A key issue for water management is that local governments usually manage the community’s domestic water service. This jeopardizes the profitability of water projects in absence of a national regulatory body. In a country with over 2,000 municipalities, there is no continuity across domestic water services and no clear framework for developers and operators. “Each city government has to make do with few resources, so most municipal water systems are lacking,” says Stefano Sacchi, Commercial Director of TICSA.

TICSA prefers to carry out public projects alone because collaboration implies sharing profits, says Sacchi. Generally, it is able to make use of parent company EPM’s credit lines, but if the project is too costly or large for TICSA to develop on its own, the company may look for partners to share the risk. Sacchi points to PPPs as an important mechanism for developing water services. “PPPs are an option to finance municipal projects and make projects sustainable in the long term,” he says.

TICSA participates with both the public and private sectors, specializing in building and operating water-treatment plants. Diversifying between Build-only and Build-OperateTransfer (BOT) projects as well enables TICSA to mitigate risks and balance its income. “Build-only projects provide immediate cash flow while BOT projects provide a longterm cash flow that helps when sales are low,” says Sacchi. This diversification has served the company well. It currently operates 10 wastewater plants under this scheme.

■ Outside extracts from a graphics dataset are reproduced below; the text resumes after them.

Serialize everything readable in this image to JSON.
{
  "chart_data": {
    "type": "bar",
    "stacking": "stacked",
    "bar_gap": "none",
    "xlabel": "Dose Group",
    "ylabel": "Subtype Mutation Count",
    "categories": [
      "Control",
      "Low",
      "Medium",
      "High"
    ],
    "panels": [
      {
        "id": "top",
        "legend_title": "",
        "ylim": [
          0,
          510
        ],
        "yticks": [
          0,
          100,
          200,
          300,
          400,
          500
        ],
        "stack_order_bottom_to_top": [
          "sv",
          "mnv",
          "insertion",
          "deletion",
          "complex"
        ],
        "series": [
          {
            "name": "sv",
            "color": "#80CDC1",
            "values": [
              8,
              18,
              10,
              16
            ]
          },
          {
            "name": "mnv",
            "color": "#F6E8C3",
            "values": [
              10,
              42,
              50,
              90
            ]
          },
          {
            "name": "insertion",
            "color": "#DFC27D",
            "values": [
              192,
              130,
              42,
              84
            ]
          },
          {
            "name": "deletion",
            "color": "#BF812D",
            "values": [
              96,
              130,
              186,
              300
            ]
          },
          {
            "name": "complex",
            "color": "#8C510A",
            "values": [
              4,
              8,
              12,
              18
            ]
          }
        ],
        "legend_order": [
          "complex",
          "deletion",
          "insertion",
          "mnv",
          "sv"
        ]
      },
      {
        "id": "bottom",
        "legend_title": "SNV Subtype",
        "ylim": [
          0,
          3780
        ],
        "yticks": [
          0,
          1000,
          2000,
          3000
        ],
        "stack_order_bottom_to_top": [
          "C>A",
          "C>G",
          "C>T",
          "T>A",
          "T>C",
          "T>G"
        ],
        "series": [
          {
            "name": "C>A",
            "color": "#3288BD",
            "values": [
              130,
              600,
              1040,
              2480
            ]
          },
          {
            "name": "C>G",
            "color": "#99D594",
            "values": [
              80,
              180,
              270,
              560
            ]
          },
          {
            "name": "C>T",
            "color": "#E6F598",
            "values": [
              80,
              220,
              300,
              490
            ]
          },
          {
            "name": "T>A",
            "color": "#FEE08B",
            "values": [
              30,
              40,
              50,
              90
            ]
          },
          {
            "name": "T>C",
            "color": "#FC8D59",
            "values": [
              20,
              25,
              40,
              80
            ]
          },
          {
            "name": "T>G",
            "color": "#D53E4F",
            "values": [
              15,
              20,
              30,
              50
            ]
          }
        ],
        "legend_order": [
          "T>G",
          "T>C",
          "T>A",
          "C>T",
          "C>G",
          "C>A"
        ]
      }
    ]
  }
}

In the public sector, water-management projects generally require large investments with long financing periods that the authorities cannot assume alone. In light of this situation, TICSA now manages these investments by collaborating with more players. “Federal institutions like FONADIN or CONAGUA provide part of the financing required, local governments may contribute as well, and private banking institutions provide the remaining funding,” explains Orduz.

The main challenge is not in developing projects, he says, but in making them sustainable over time. “Even in the case of projects carried out with federal funds and guarantees, if the city government has payment-collection problems, that project will fail,” he says. In this sense, TICSA is interested in working with local authorities and organizations that are committed to providing a service to the people. “Committed authorities translate to greater commercial efficiencies and provide constant domestic water delivery, even in absence of a compulsory regulatory framework,” says Sacchi. The commitment is mostly found in governments that are more stable and provide better domestic water services, according to Sacchi. “From a business point of view, it is easier to improve operating efficiencies in water boards with deficient services,” he says. “But those cities tend to be the ones with less stability, which threatens financial long-term sustainability."

In the meantime, TICSA’s work in the private sector is where the company sees an opportunity to shine. TICSA is now in the process of building a Wastewater Treatment Plant (WWTP) for the Constellation Brands’ brewery in Mexicali, Baja California, which will be one of the largest private investment in the state.